Woeful aggregate royalties should go to Peel Street bridge
To the Editor,
I thought I might offer an opinion about a pair of current topics in our end of Woolwich, the Preston Sand and Gravel Winterbourne pit and the Peel Street Winterbourne bridge.
Our MPP Mike Harris and our premier have apparently gifted Winterbourne and Conestogo residents with the joy of 20 years of never-to-be-rehabilitated gravel extraction, upwind and within sight and sound of our communities.
I have been doing a bit of research through the murky and depressing world of aggregate extraction in Ontario. These companies pay virtually nothing for the resources they remove from us. It is a bit ironic that when applying for permits these companies tout what a valuable and essential industry they are, but then lobby hard and successfully when asked to pay for what they are removing.

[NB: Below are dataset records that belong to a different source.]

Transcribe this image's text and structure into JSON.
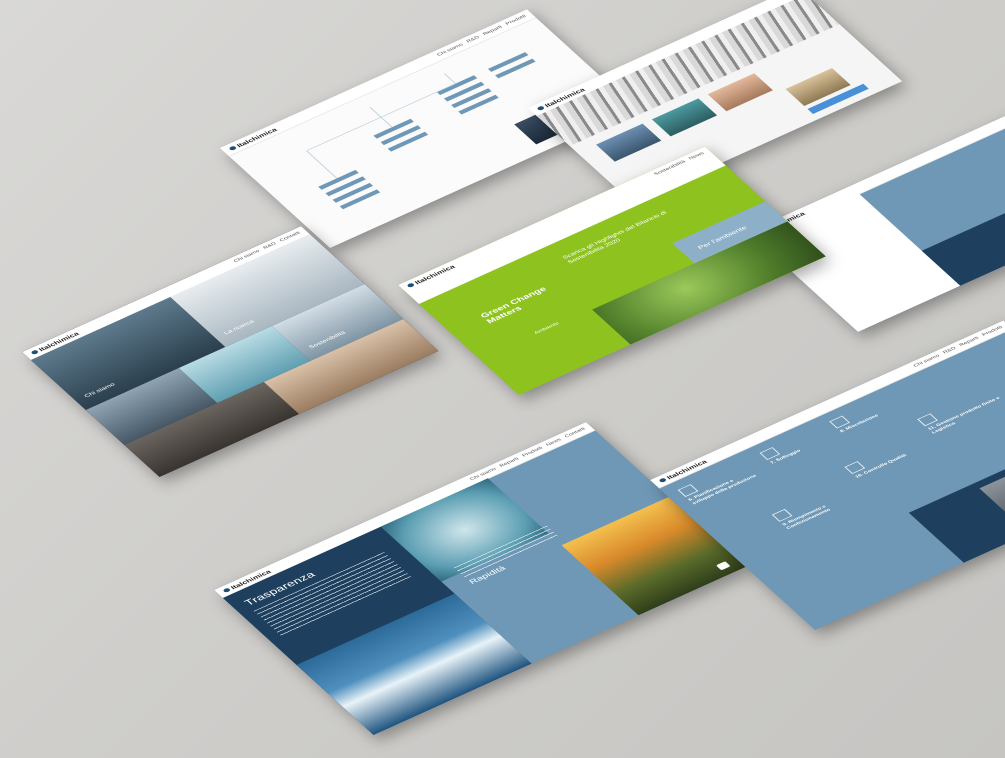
{
  "brand": "Italchimica",
  "nav_links": [
    "Chi siamo",
    "R&D",
    "Reparti",
    "Prodotti",
    "Sostenibilità",
    "News",
    "Contatti"
  ],
  "cards": {
    "trasparenza": {
      "title": "Trasparenza"
    },
    "rapidita": {
      "title": "Rapidità"
    },
    "green": {
      "logo_text": "Green Change Matters",
      "headline": "Scarica gli Highlights del Bilancio di Sostenibilità 2020",
      "ambiente_label": "Ambiente",
      "ambiente_title": "Per l'ambiente"
    },
    "process": {
      "steps": [
        "6. Pianificazione e sviluppo della produzione",
        "7. Softeggio",
        "8. Miscelazione",
        "9. Riempimento e Confezionamento",
        "10. Controllo Qualità",
        "11. Gestione prodotto finito e Logistica"
      ]
    },
    "photo_grid": {
      "labels": [
        "Chi siamo",
        "La ricerca",
        "Sostenibilità"
      ]
    }
  },
  "colors": {
    "navy": "#1e3f5e",
    "steel": "#6f98b6",
    "light_steel": "#8db0c8",
    "green": "#8dc21f",
    "white": "#ffffff"
  }
}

Although a moving target, gravel fees are pitifully small. As best I could figure, property taxes on aggregate companies are the lowest of any and all industries in Ontario. Licences paid by these multi-million dollar companies are in the range of those paid by food trucks and royalties are pennies ($0.198) a tonne, which means that they pay us 20 cents for what they can sell for up to $20, a 10,000 per cent mark-up.
It is hard to know how much Woolwich will gain from the 2,100,000 tonnes of gravel to be removed over the next 20 years, but may I suggest that whatever amount it is be earmarked for the Peel Street bridge restoration project.
That gesture would be a small consideration for the misery that this open pit mine will bring to our communities for decades to come.